Il trentino fa meglio di Montella dopo 18 partite giocate


"Con il signor Maran in panchina quest'anno non andremo molto lontano". Parecchie volte per le strade e i bar di Catania si è udita questa frase durante l'estate, a sottolineare lo scetticismo di parte della tifoseria per la scelta della dirigenza rossazzurra di affidare l'incarico di allenatore a un esordiente nella massima serie.

Queste "chiacchere da bar" si sono trascinate sino all'esordio in campionato contro la Roma. Alla vigilia della partita i rossazzurri venivano pronosticati come "agnello" da "sacrificare all'altare" dello squadrone di Zeman, invece Maran e co. non si lasciano "ammaliare" dall'atmosfera dello stadio Olimpico, riescono ad annullare per buona parte del confronto il gioco avversario e addirittura sfiorano uno storico successo. Quella partita è stata il prologo dell'ottimo campionato sin qui disputato dal Catania, che sta recitando ancora una volta il ruolo di "capofila" delle provinciali, ambisce alle posizioni "nobili" della graduatoria e vuole giocarsela ad armi pari con le big del calcio italiano.

Mettendo a confronto le diciotto partite del Catania di Maran con le corrispettive dell'anno scorso, possiamo vedere come siano stati ottenuti due punti in più (25 contro i 23 di Montella della passata stagione), siano state vinte più gare (7 successi contro i 5 dell'anno scorso) e siano stati fatti più gol (26 realizzazioni contro le 21 della scorsa annata). Non bisogna trascurare, inoltre, il fatto che il Catania quest'anno abbia superato diversi turni di Coppa Italia e si trovi a giocarsi l'accesso alla semifinale del trofeo (l'8 gennaio all'Olimpico contro la Lazio), mentre la banda Montella si fermò al quarto turno battuta in casa dal Novara.

A parità di bilancio tra i due tecnici, c'è soltanto la posizione di classifica (nono posto a una partita dalla fine del girone d'andata), anche se ancora non è molto indicativa visto che si è giocato 1/3 del campionato; e sostanzialmente anche il numero dei gol subiti (27 reti subite contro le 26 dell'anno scorso). A favore di Montella abbiamo il numero di pareggi conquistati, con il Catania che ha diviso la posta in palio ben otto volte rispetto ai quattro pareggi ottenuti nel corso dell'attuale campionato.

I componenti del tridente offensivo, inoltre, a questo punto della stagione hanno segnato di più rispetto al 2011 (tredici reti messe a segno contro le sei della stagione "Montelliana"). In particolare spiccano i sei gol di Bergessio e i quattro gol di Gomez contro le tre marcature del "Lavandina" e l'unica del "Papu" siglate dopo le prime diciotto partite della Serie A 2011-2012.
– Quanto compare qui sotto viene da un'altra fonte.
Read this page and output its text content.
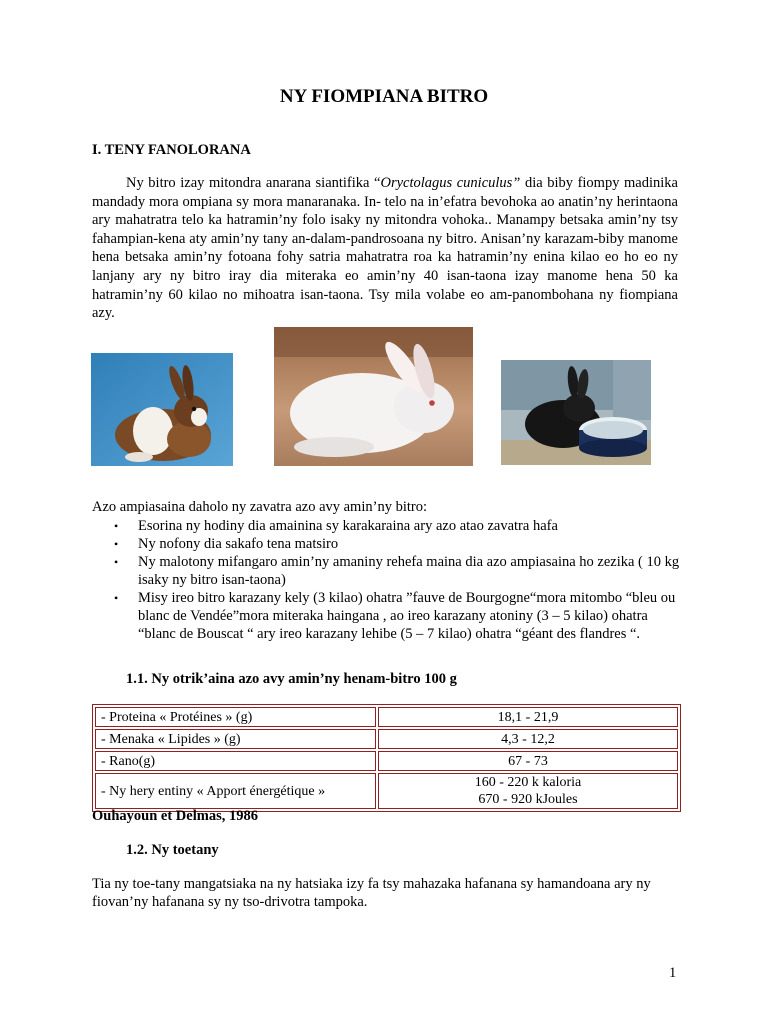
NY FIOMPIANA BITRO
I. TENY FANOLORANA
Ny bitro izay mitondra anarana siantifika “Oryctolagus cuniculus” dia biby fiompy madinika mandady mora ompiana sy mora manaranaka. In- telo na in’efatra bevohoka ao anatin’ny herintaona ary mahatratra telo ka hatramin’ny folo isaky ny mitondra vohoka.. Manampy betsaka amin’ny tsy fahampian-kena aty amin’ny tany an-dalam-pandrosoana ny bitro. Anisan’ny karazam-biby manome hena betsaka amin’ny fotoana fohy satria mahatratra roa ka hatramin’ny enina kilao eo ho eo ny lanjany ary ny bitro iray dia miteraka eo amin’ny 40 isan-taona izay manome hena 50 ka hatramin’ny 60 kilao no mihoatra isan-taona. Tsy mila volabe eo am-panombohana ny fiompiana azy.
Azo ampiasaina daholo ny zavatra azo avy amin’ny bitro:
• Esorina ny hodiny dia amainina sy karakaraina ary azo atao zavatra hafa
• Ny nofony dia sakafo tena matsiro
• Ny malotony mifangaro amin’ny amaniny rehefa maina dia azo ampiasaina ho zezika ( 10 kg isaky ny bitro isan-taona)
• Misy ireo bitro karazany kely (3 kilao) ohatra ”fauve de Bourgogne“mora mitombo “bleu ou blanc de Vendée”mora miteraka haingana , ao ireo karazany atoniny (3 – 5 kilao) ohatra “blanc de Bouscat “ ary ireo karazany lehibe (5 – 7 kilao) ohatra “géant des flandres “.
1.1. Ny otrik’aina azo avy amin’ny henam-bitro 100 g
- Proteina « Protéines » (g)	18,1 - 21,9
- Menaka « Lipides » (g)	4,3 - 12,2
- Rano(g)	67 - 73
- Ny hery entiny « Apport énergétique »	160 - 220 k kaloria
670 - 920 kJoules
Ouhayoun et Delmas, 1986
1.2. Ny toetany
Tia ny toe-tany mangatsiaka na ny hatsiaka izy fa tsy mahazaka hafanana sy hamandoana ary ny fiovan’ny hafanana sy ny tso-drivotra tampoka.
1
Paragonando le partite di quest'anno con le stesse dell'anno scorso, dobbiamo sottolineare la continuità di risultati nelle partite casalinghe, aspetto che l'anno scorso è venuto meno. Basti pensare alle sfide con Parma e Chievo, squadre che nel 2011-2012 riuscirono a fare punti al "Massimino" (i ducali imposero il pareggio mentre i clivensi portarono a casa la vittoria), mentre quest'anno si sono dovute "arrendere" agli etnei.

La pecca è quella di non aver ottenuto i risultati prestigiosi dell'anno scorso, quando il Catania pareggiò contro Inter, Milan, Juventus e Fiorentina, e battè il Napoli a domicilio. Quest'anno, contro le stesse squadre, si è riusciti a fare punti solo contro i partenopei, con la storica resistenza del fortino rossazzurro che in inferiorità numerica è riuscito a mantenere lo zero a zero sino al fischio di chiusura.
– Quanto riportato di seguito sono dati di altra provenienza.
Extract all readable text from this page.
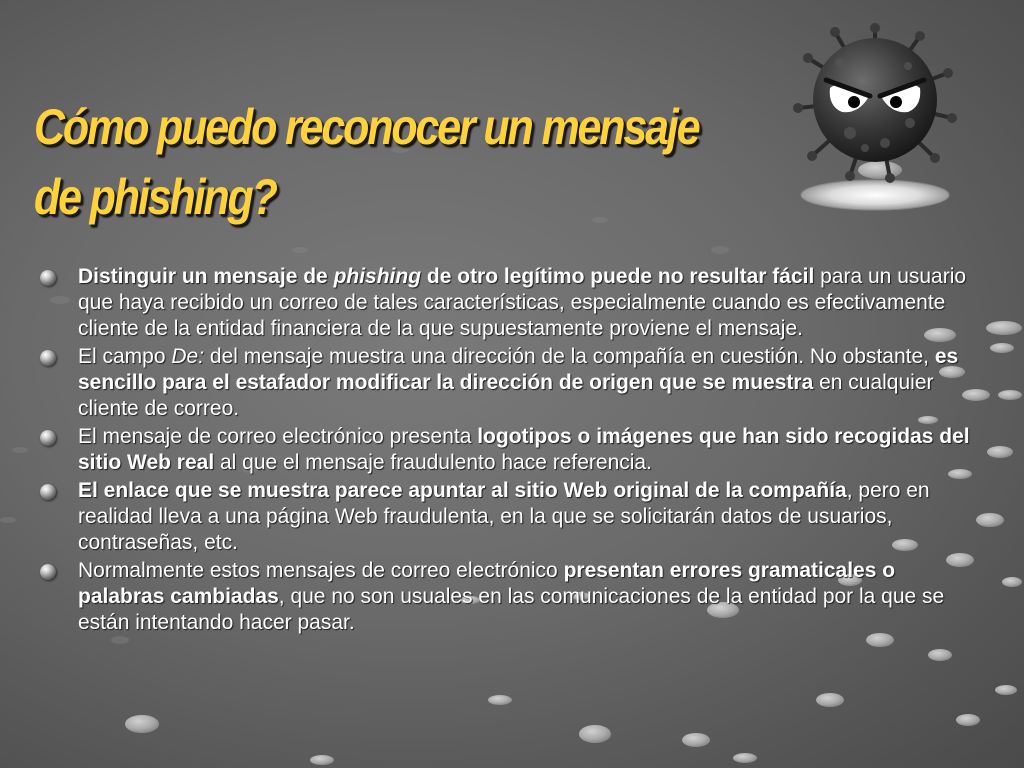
Cómo puedo reconocer un mensaje
de phishing?
Distinguir un mensaje de phishing de otro legítimo puede no resultar fácil para un usuario que haya recibido un correo de tales características, especialmente cuando es efectivamente cliente de la entidad financiera de la que supuestamente proviene el mensaje.
El campo De: del mensaje muestra una dirección de la compañía en cuestión. No obstante, es sencillo para el estafador modificar la dirección de origen que se muestra en cualquier cliente de correo.
El mensaje de correo electrónico presenta logotipos o imágenes que han sido recogidas del sitio Web real al que el mensaje fraudulento hace referencia.
El enlace que se muestra parece apuntar al sitio Web original de la compañía, pero en realidad lleva a una página Web fraudulenta, en la que se solicitarán datos de usuarios, contraseñas, etc.
Normalmente estos mensajes de correo electrónico presentan errores gramaticales o palabras cambiadas, que no son usuales en las comunicaciones de la entidad por la que se están intentando hacer pasar.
Sorridono ancora al Catania i confronti contro Lazio, Roma, Atalanta, Genoa e Siena, mentre prosegue il "tabù" del Dall'Ara di Bologna, terreno che ha visto i padroni di casa battere ancora una volta i rossazzurri. Il "neo" della stagione di Maran rimane comunque la sconfitta nel derby. “La partita dell'anno” è stata interpretata male dalla squadra e il Palermo ne ha approfittato, dimostrandosi superiore in quella occasione. I tifosi attendono il 2013 per riscattare la batosta subita al “Barbera” e si augurano che la squadra dimostri continuità nei risultati ed esprima un grande gioco sul campo, per continuare a farsi chiamare “Piccolo Barcellona”.